R – A parceria mais importante que eu fiz durante todos os meus anos de carreira foi, com certeza, o OUTStand, porque quando você vive numa empresa, trabalha numa empresa só, você não tem um benchmarking ou um conhecimento de como funciona em outros lugares, você não sabe se você está no caminho certo, se está muito pra frente, muito pra trás, se está fraco, se está bom, então você não tem um termômetro. E quando a gente faz uma aliança e olha e vê várias empresas no mercado financeiro juntas, isso dá um ‘brilho nos olhos’, fala assim: “Uau! Não é só aqui”. A gente consegue ver, enxergar essa luta, vontade da gente trazer a comunidade LGBTQIA+ pro mercado financeiro. Mostrar que existem vagas para as pessoas, que elas podem estar aqui, que a gente vai estar todo mundo junto, sabe? Então, você ver iniciativas de outras empresas, você fica admirada, fala: “Nossa, que legal aquilo! Quero trazer pra cá também”. Então, funciona também como um benchmarking. Uma aliança forte, com muita voz, muito local de fala e com muitas iniciativas que a gente fica muito feliz em ver, às vezes, o que a empresa X e a Y fazem de diferente. O importante é você ver as empresas estando nesse movimento. Não é a ‘grama do vizinho é mais verde’. Não, não é sobre isso. É sobre: “Que bom que as pessoas estão tomando iniciativas! Que bom que a gente está fazendo alguma coisa”. Então, é sobre isso. E fazer com propósito. Não é fazer pra ‘vender’ aquele programa ou a empresa. Não, é fazer, estando num lugar de respeito. Então, a gente entende, as pessoas trabalham para que suas empresas sejam um lugar de conforto. De desafios, óbvio, profissionais, de oportunidades de carreira, mas também um lugar confortável pra você ser você. Um lugar onde você consiga ser autêntico. E com impacto na sociedade. Porque não é só sobre a gente, também, mas o que a nossa empresa, que a gente trabalha hoje, como reflete na sociedade. Quais são os impactos que a gente vai levar e a gente tem muitos e que bom que esse movimento está cada vez mais crescendo e a gente vê muitas empresas tomando iniciativas verdadeiras sobre LGBTQIA+.

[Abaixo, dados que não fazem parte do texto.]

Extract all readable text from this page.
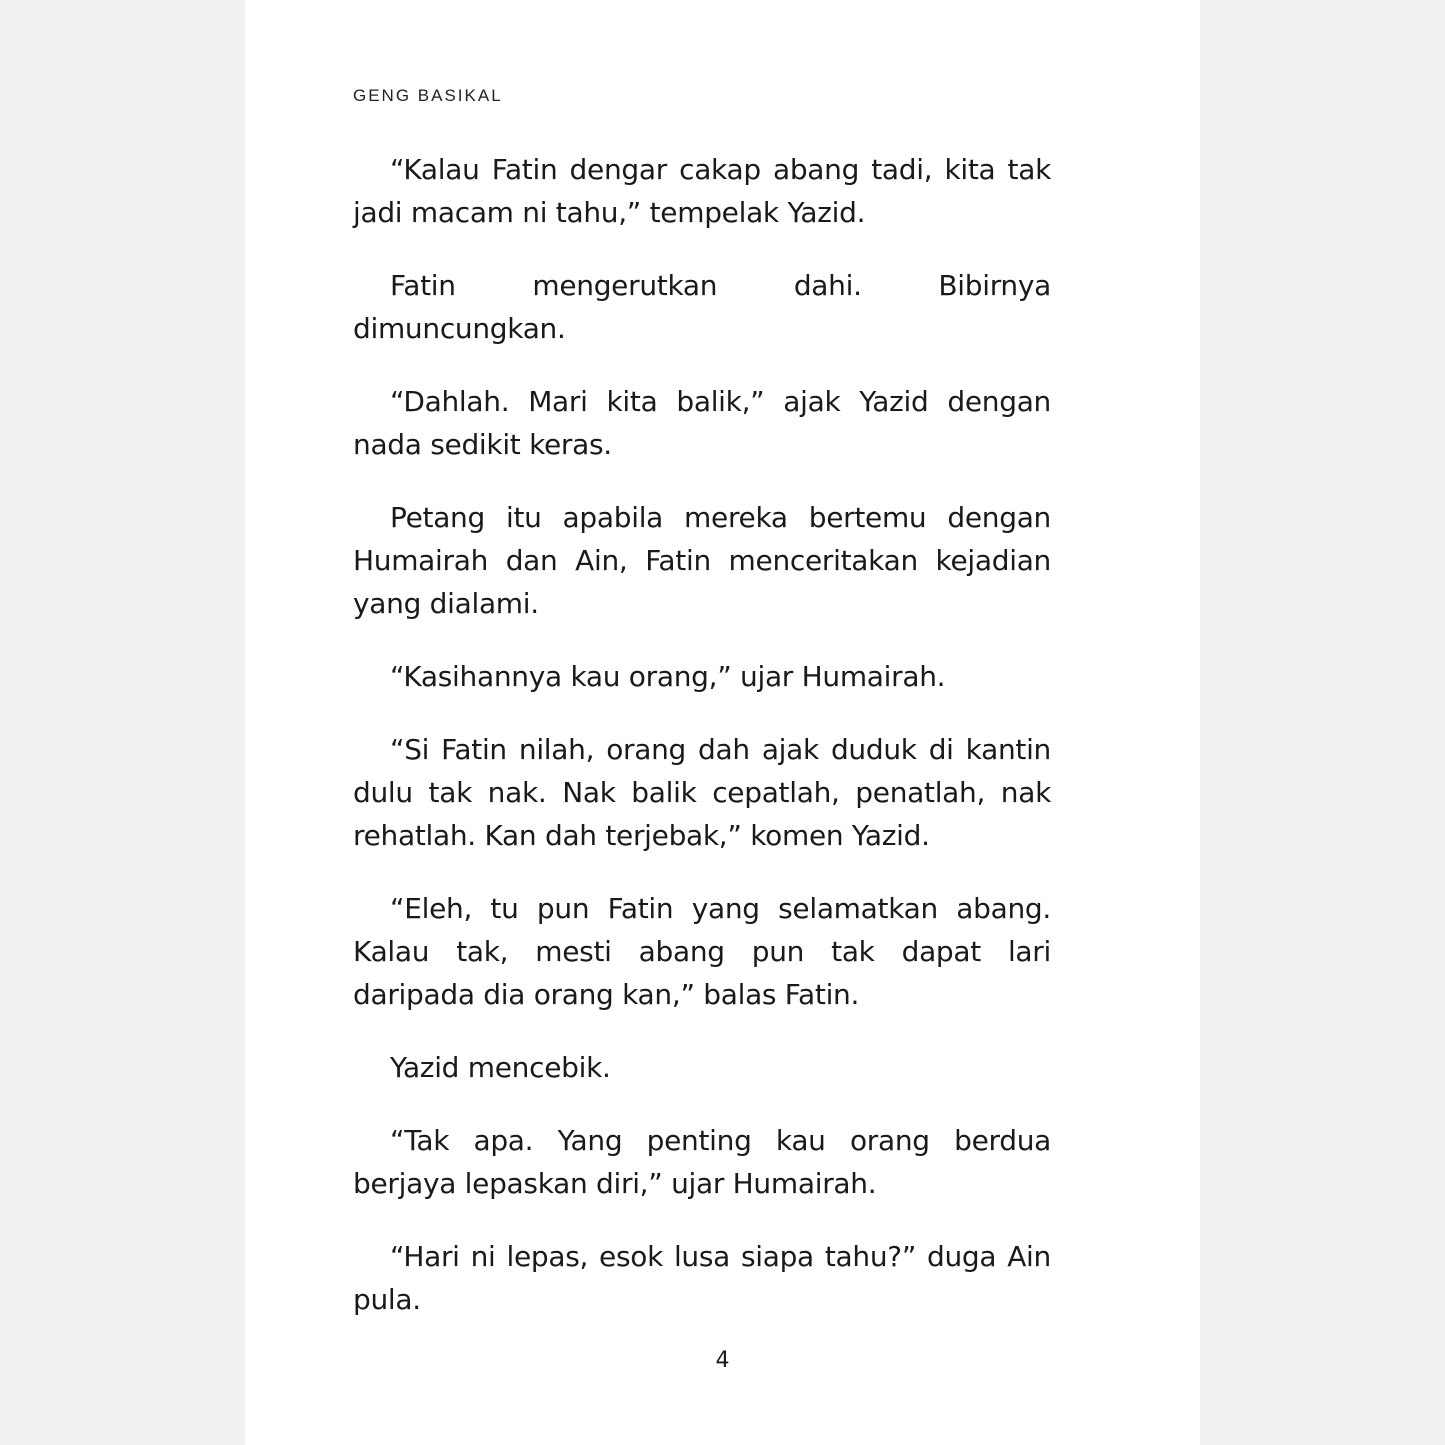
GENG BASIKAL

“Kalau Fatin dengar cakap abang tadi, kita tak jadi macam ni tahu,” tempelak Yazid.

Fatin mengerutkan dahi. Bibirnya dimuncungkan.

“Dahlah. Mari kita balik,” ajak Yazid dengan nada sedikit keras.

Petang itu apabila mereka bertemu dengan Humairah dan Ain, Fatin menceritakan kejadian yang dialami.

“Kasihannya kau orang,” ujar Humairah.

“Si Fatin nilah, orang dah ajak duduk di kantin dulu tak nak. Nak balik cepatlah, penatlah, nak rehatlah. Kan dah terjebak,” komen Yazid.

“Eleh, tu pun Fatin yang selamatkan abang. Kalau tak, mesti abang pun tak dapat lari daripada dia orang kan,” balas Fatin.

Yazid mencebik.

“Tak apa. Yang penting kau orang berdua berjaya lepaskan diri,” ujar Humairah.

“Hari ni lepas, esok lusa siapa tahu?” duga Ain pula.

4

P/1 – Carol, como é o seu dia a dia hoje? Como é a sua rotina?
R – Ai, gente! Bom, a minha rotina de segunda-feira a sexta-feira ou sábado e domingo? (risos) Os dois? Bom, então, durante a semana eu acordo e a primeira coisa que eu faço é dar bom dia pros meus passarinhos. Eu tenho dois passarinhos em casa, a Catuxa e o Plínio. Então, eu abro a gaiola deles, para eles voarem pela casa, ficarem brincando pela casa, que eles adoram, ficam aqui no meu ombro, às vezes, enquanto eu faço meu café eles estão aqui no meu ombrinho, cantando, dando beijo, fico com eles (risos) pela casa. É muito comum as pessoas me verem fazendo reunião com passarinho no ombro, isso é supernormal. Aí eu começo a trabalhar e eu separo o meu período em dois momentos, então a parte da manhã é mais dedicada à leitura de e-mails, a coisas que eu preciso resolver, do dia, então eu organizo todo meu dia e eu começo algumas reuniões. Nunca antes das dez, porque das nove às dez é meu horário de leitura de e-mail. Das dez em diante eu já estou mais disposta, já entendi, então começam as minhas reuniões e a parte da tarde eu dedico mais pra minha parte criativa. Então, eu já vi meus e-mails, já fiz as minhas reuniões, então preciso montar uma apresentação com PPT [powerpoint], vai tudo na parte da tarde. E aí, à noite, eu gosto de, às vezes, sair pra correr no parque, às vezes, eu assisto uma série, então depende muito do que vai ser do meu dia. Aos finais de semana, eu costumo ver as minhas amigas, então eu saio bastante, eu vou pra algum bar LGBTQIA+, óbvio, estou sempre num bar, ou eu viajo, eu também gosto muito de viajar e a minha mãe entra tanto durante a semana, como no final de semana. Então, às vezes, ela vem em casa, a gente almoça juntas, ou então a gente sai à noite, pra ir em algum barzinho e no final de semana sempre uma pizzinha, que eu vou na casa da minha mãe comer uma pizzinha com ela.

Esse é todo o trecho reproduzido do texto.